Carta da VII Romaria das Águas e da Terra da Bacia do Rio Doce ao Povo de Deus, em Naque, MG

Carta da VII Romaria das Águas e da Terra da Bacia do Rio Doce ao Povo de Deus, em Naque, MG

Naque, MG, 16 de junho de 2024

Fotos: Organização da VII Romaria das águas e da Terra da Bacia do Rio Doce

Nós, romeiras e romeiros, da 7ª Romaria das Águas e da Terra da bacia do Rio Doce, com o Tema: Bacia do Rio Doce, Nossa Casa Comum e com o Lema: Construindo novos céus e nova terra, com repactuação justa e participação popular (Is 65,1), vimos anunciar e denunciar:

Atentos aos sinais dos tempos, que clamam através das mudanças climáticas, impulsionados pela voz do sucessor de Pedro, nós como Igreja, temos vivido o apelo do Papa Francisco em abordar a dimensão socioambiental da fé e da evangelização e em estimular o enfrentamento em favor da Ecologia Integral, isto é, o cuidado com o meio ambiente, o ser humano e de nossa Casa Comum.
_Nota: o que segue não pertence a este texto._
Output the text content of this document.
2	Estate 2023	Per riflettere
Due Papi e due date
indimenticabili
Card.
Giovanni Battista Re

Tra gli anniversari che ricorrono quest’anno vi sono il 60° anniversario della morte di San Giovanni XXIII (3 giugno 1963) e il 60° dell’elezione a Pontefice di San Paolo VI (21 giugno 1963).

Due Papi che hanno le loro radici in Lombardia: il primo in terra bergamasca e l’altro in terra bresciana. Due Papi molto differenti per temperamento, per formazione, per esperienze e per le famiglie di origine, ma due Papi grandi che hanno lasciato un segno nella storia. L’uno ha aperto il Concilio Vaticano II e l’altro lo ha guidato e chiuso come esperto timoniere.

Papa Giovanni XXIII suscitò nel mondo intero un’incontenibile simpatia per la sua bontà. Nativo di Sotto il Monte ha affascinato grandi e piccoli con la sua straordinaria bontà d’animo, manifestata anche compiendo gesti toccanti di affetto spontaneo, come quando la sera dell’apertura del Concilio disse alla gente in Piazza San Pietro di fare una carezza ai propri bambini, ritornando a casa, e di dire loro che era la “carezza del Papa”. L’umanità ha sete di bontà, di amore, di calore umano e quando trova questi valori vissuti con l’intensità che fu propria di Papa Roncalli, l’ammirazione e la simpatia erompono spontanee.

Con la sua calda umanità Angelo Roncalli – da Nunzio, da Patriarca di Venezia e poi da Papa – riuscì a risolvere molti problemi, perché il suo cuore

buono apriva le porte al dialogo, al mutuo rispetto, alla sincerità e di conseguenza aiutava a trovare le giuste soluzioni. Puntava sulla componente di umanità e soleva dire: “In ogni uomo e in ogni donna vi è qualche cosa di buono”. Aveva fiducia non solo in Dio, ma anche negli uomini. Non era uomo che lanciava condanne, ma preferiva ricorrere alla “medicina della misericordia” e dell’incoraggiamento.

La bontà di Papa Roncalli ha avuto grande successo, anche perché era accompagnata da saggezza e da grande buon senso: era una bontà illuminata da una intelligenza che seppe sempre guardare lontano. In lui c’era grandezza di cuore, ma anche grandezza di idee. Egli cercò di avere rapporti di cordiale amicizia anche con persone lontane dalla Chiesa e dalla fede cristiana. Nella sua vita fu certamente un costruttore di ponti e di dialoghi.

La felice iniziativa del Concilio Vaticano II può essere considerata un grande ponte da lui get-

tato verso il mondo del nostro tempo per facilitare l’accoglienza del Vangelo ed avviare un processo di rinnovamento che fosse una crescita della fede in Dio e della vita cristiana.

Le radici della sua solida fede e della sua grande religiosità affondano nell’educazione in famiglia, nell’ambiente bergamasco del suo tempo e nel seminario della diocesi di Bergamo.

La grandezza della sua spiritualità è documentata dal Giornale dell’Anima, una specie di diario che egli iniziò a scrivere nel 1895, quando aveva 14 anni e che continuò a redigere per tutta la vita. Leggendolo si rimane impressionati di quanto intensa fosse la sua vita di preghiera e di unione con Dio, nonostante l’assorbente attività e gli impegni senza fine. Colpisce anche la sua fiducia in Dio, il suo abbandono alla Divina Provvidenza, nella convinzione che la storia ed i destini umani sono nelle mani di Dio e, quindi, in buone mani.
A natureza vem, dia a dia e com mais intensidade, nos apresentando dolorosos sinais diante das agressões à vida e ao planeta.

Na homilia de início do seu ministério Petrino, o Papa Francisco fez um clamor: “quero pedir, por favor, a quantos ocupam cargos de responsabilidades em âmbito econômico, político ou social, a todos os homens e mulheres de boa vontade: sejamos “guardiões” da criação, do designío de Deus inscrito na natureza, guardiões do outro, do ambiente; não deixemos que sinais de destruição e morte acompanhem o caminho deste nosso mundo!”.

No Evangelho da Criação, Deus que tudo criou por amor, deu ao ser humano a importante vocação de ser o guardião da criação e de compreender que “tudo está interligado”. Tal missão está a exigir de nós maior sensibilidade e preocupação com o meio ambiente, unida ao amor sincero pelos seres humanos e a um compromisso constante com os problemas da sociedade (LS, 91). Cresce a consciência de que o tema da criação precisa ser abordado em sua estreita relação com a pessoa de Jesus Cristo, porque “Ele é a imagem do Deus invisível, o primogênito de toda a criação, pois é n’Ele que foram criadas todas as coisas, no céu e na terra, os seres visíveis e os invisíveis” (Cl 1, 15-16).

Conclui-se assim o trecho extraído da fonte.